パラリンピックへの道BACK NUMBER
《13年ぶりに五輪で金メダル》なぜパラ競泳・鈴木孝幸は 引退も考えた“リオの惨敗”から立ち直れたのか
text by
松原孝臣Takaomi Matsubara
photograph byGetty Images
posted2021/08/27 17:04
26日のパラ競泳男子100m自由形にて、北京大会以来13年ぶりの金メダルを獲得した鈴木孝幸。
「自分の泳ぎ」の可能性を追求したからこそ
迎えた大会では、リオで成績にこだわり過ぎた反省もいかした。
「(金メダルを)目指していましたが、そこばかり気持ちが行くと、泳ぎに集中できなくなってしまうので、自分のベストを尽くせばよい結果が得られることを念頭に、しっかりと自分の泳ぎをするということを考えていました」
トレーニングをはじめとするリオ後の挑戦と試合でのメンタルの持ち方、それらが結びついての金メダルであった。
レースのあと、鈴木はこう語っている。
「水泳に限らず、何か取り組んできて、成果や進歩が実感できれば励みになり、やる気にもなってきます。
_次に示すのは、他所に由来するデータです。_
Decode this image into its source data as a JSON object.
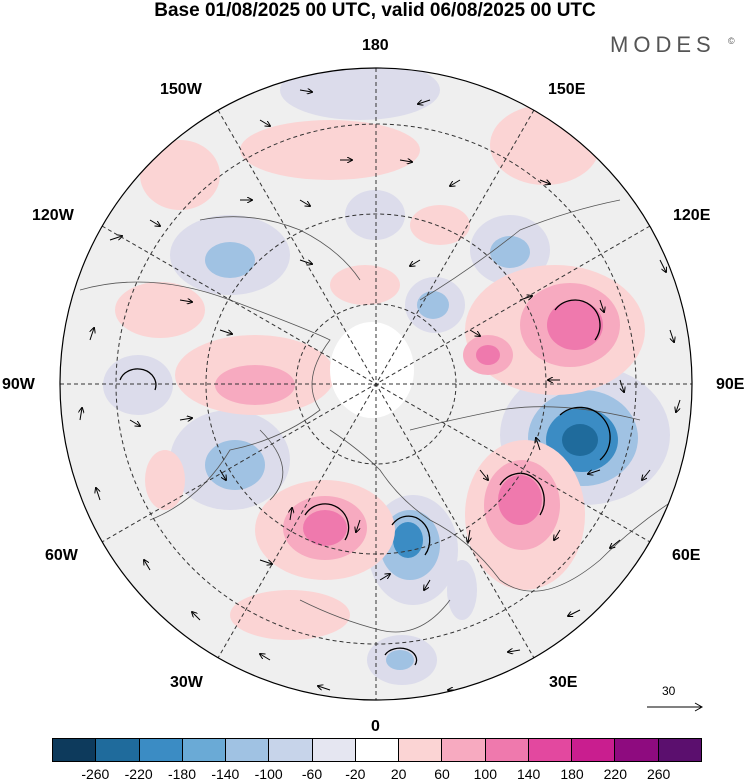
{
  "title": "Base 01/08/2025 00 UTC, valid 06/08/2025 00 UTC",
  "brand": "MODES",
  "brand_mark": "©",
  "longitude_labels": {
    "lon_180": "180",
    "lon_150w": "150W",
    "lon_150e": "150E",
    "lon_120w": "120W",
    "lon_120e": "120E",
    "lon_90w": "90W",
    "lon_90e": "90E",
    "lon_60w": "60W",
    "lon_60e": "60E",
    "lon_30w": "30W",
    "lon_30e": "30E",
    "lon_0": "0"
  },
  "reference_vector": "30",
  "colorbar": {
    "colors": [
      "#0d3a5c",
      "#1f6b9c",
      "#3b8cc4",
      "#6aaad6",
      "#a0c2e3",
      "#c7d4ea",
      "#e5e6f1",
      "#ffffff",
      "#fbd4d4",
      "#f7aac0",
      "#ef79ad",
      "#e3489f",
      "#c91e8f",
      "#8e0b7f",
      "#5b0f6e"
    ],
    "ticks": [
      "-260",
      "-220",
      "-180",
      "-140",
      "-100",
      "-60",
      "-20",
      "20",
      "60",
      "100",
      "140",
      "180",
      "220",
      "260"
    ]
  },
  "anomaly_colors": {
    "neg_light": "#dcdceb",
    "neg_mid": "#a0c2e3",
    "neg_strong": "#3b8cc4",
    "neg_core": "#1f6b9c",
    "pos_light": "#fbd4d4",
    "pos_mid": "#f7aac0",
    "pos_strong": "#ef79ad",
    "pos_core": "#e3489f"
  }
}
そういうことの積み重ねで、ここまで来たのかなと思います」
パラリンピックの選手は、それぞれに身体等の特徴があり、だからそれぞれにフォームを追求し、トレーニングも模索する。
鈴木もまたそうだ。
そしてまだ可能性がある、自分にはのびしろがあるという信念があって、東京大会へと道は延びた。
まだ鈴木の出場するレースは残っている。延びた道の先にあった大舞台で、自身の可能性を追い求め、証明するために、スタート台に立つ。